In 1930, the Institute for Advanced Study (IAS) in Princeton was established with just 23 members. Albert Einstein was appointed as one of the Institute’s first professors. It is now one of the world’s leading, independent centres for curiosity-driven basic research across four schools: historical studies; mathematics; natural sciences; and social sciences.

Fast forward to 2020, the number of permanent faculty remains small (44, including professors emeriti), but there are now more than 8000 scholars who form part of the Institute’s alumni community. Every year, around 200 members from over 30 countries are invited to be resident at the IAS to conduct research. In 2019-20, Professor Fleur Johns from UNSW Law has been a member of the IAS School of Social Sciences, where she has been among some 30 anthropologists, economists, historians, political scientists and sociologists carrying out research with reference to the school’s theme for the year: ‘Economy and Society’.

“It is an honour and one for which I’m very grateful” says Professor Johns.

“My research over the past decade has entailed more and more dialogue and collaboration with scholars in other disciplines. For that reason, the IAS made sense as a place for me to carry on my research.

“I am a legal scholar, working in international law, socio-legal studies, law and technology, and legal theory. However, my last book – on dam development in the Lower Mekong River Basin – was a jointly authored monograph with a group of political geographers and legal scholars with whom I had conducted fieldwork over several years.”
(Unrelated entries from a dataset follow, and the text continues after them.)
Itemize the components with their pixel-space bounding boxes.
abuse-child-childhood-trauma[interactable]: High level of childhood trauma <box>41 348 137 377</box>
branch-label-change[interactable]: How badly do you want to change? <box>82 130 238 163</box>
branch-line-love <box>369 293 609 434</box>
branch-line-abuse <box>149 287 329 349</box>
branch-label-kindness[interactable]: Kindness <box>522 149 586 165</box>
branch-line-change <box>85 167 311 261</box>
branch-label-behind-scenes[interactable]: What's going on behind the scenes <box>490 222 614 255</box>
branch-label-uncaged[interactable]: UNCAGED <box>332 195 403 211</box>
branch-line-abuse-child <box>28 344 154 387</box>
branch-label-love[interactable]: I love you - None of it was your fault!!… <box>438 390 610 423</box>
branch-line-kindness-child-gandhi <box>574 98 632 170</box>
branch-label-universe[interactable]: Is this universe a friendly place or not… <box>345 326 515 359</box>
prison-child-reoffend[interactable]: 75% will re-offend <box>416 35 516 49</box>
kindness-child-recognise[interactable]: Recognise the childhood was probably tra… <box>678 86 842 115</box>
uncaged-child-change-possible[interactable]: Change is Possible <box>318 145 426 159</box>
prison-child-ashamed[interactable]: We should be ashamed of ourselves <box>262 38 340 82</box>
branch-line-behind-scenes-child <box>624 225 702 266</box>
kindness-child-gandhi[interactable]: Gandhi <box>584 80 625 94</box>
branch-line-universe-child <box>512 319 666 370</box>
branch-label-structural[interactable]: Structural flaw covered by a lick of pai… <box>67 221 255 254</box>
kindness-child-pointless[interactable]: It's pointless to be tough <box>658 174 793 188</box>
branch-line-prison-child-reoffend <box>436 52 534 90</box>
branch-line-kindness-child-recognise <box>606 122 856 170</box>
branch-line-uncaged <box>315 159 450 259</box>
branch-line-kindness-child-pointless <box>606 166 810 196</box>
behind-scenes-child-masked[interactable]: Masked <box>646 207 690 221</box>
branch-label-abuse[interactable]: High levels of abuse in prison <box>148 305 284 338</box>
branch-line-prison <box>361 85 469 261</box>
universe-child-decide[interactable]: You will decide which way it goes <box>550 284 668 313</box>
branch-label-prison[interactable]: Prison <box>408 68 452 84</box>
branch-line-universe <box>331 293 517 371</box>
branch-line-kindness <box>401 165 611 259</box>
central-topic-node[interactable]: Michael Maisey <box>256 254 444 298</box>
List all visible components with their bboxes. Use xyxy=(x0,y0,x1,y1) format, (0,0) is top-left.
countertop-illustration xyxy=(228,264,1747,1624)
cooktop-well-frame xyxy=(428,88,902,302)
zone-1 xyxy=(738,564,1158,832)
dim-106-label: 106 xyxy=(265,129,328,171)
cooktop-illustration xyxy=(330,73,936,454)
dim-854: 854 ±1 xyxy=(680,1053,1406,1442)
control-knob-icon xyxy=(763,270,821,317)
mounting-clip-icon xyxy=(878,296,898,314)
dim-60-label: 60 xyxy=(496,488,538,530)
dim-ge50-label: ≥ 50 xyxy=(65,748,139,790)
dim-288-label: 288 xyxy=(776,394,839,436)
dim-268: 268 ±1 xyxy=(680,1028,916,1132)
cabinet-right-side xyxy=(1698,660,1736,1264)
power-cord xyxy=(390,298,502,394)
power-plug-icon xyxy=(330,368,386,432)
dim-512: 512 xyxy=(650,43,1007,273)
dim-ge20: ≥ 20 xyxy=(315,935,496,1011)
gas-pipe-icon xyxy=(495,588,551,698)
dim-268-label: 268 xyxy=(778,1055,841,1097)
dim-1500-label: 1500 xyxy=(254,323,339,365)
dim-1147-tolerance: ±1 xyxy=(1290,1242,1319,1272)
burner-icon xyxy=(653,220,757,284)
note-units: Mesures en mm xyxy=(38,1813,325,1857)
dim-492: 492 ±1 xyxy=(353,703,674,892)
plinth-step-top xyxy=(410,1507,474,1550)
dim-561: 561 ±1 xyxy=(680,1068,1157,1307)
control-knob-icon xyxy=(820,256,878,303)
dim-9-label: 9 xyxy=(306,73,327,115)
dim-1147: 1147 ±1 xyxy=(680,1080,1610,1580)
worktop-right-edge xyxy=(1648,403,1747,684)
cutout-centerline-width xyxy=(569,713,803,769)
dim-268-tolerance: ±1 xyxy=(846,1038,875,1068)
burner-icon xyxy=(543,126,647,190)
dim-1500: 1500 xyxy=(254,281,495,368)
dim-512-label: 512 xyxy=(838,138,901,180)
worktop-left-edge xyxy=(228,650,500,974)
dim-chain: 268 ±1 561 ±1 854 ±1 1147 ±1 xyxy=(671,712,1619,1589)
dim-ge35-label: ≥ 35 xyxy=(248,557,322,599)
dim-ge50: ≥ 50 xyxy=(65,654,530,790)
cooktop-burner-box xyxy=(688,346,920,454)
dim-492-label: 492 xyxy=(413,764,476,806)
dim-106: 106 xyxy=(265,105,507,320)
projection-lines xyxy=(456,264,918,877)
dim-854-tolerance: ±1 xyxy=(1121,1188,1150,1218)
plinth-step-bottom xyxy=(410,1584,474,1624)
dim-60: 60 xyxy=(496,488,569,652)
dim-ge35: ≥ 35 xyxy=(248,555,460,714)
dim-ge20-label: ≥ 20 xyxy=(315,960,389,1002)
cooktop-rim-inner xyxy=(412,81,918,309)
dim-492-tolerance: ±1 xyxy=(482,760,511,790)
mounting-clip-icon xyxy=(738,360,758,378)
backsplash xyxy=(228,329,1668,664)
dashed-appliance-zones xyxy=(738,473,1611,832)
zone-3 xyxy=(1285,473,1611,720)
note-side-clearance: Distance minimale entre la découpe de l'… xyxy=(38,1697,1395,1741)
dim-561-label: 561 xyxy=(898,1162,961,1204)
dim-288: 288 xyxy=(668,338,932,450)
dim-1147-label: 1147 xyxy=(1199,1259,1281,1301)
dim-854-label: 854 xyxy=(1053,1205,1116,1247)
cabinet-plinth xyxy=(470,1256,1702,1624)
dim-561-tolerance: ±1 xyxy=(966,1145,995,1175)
Similarly, in her current project, she is working with a co-investigator in UNSW Computer Science, Associate Professor Wayne Wobcke.

“I’ve become used to – and have indeed come to like – the feeling of being out of my comfort zone, working with scholarly strangers. That is, people with expertise in other disciplines, and/or people working in other parts of the world to my own.

“The IAS School of Social Sciences is, I think, a place for scholarly strangers with overlapping curiosities and concerns to find a temporary home, so it’s been a wonderfully stimulating place to work.”

While at IAS, Professor Johns is continuing work on an ARC-funded investigation of the efforts of international organisations –particularly the United Nations (UN) – to explore potential legal and political ramifications of using unstructured digital data, such as satellite image data, anonymised mobile phone data and social media data in development and humanitarian work.

“A range of prototypes are being developed and initiatives are underway to consider how you could employ these kinds of data to supplement official statistics – for example, official pricing or poverty statistics – to assist in disaster relief efforts or routine development assistance programs.”

Professor Johns says information and communication technology companies are increasingly being cast as major players in the humanitarian field or seeking to position themselves in that light.

“Governments, especially cash- and data-strapped governments in the Global South, are considering ways they can tap into digital data streams to help support public functions like census-taking.

“This is a vast and variegated global field. By paying close attention to one particular field site within the UN system, and following its investments, collaborations and outputs, we aim to shed some light on a part of it.”

Professor Johns has been working on a new book manuscript at the IAS (co-authored with Caroline Compton), as well as a few other shorter pieces on this topic. And her time at the IAS gave her new opportunities to exchange ideas around these projects. In November 2019, for example, she participated in an invitation-only workshop co-hosted by the School of Mathematics and the School of Social Sciences at the IAS, on the social and ethical challenges of machine learning.

“I’ve certainly made headway. However, like everyone in the current moment, parents of young kids and people with other significant care responsibilities especially, I have had to rethink research and life plans en route. In view of the global pandemic, I cut my time at the IAS short and returned to Australia months earlier than planned. Nonetheless, I now realise that the most important ‘achievements’ garnered during my stay will be non-tangible and non-instrumental, such as having gained some new people to write and think with – both those met in person and those to whose writings I have been newly introduced by IAS colleagues.

“There is also the tank-filling effect of having read quite a lot, both in my area of research and well outside it; the value of stepping outside the environs in which I usually work and revisiting my research from an external vantage point; the insight gained into other research environments and the challenges faced by students and colleagues working in these, and actions being taken to try to address these,” says Professor Johns.

“All these are important gains, albeit ones that won’t be turning up on my CV. That said, I can’t claim to have entirely freed myself, during my IAS stay, from conventional, careerist aspirations of a scholarly sort – that would be unbearably sanctimonious.”

The one thing Professor Johns did not expect to do at the IAS was to dance.

“Walking in the Institute Woods (589 acres of woods, wetlands and farmland abutting the IAS campus); engaging in serious, challenging conversations; reading and writing a lot: I was looking forward to all that. But dancing was not something I anticipated doing here.” Yet at the Midwinter Party and on at least one other occasion before, the IAS community really turned out on the dance floor.

“And the energy, enthusiasm and abandon with which everyone did so was infectious. I’m speaking here of good contagion, rather than the kinds of contagion with which we have more recently become preoccupied. Dancing is, for me, the stuff of some serendipitous memories from my time at the IAS.”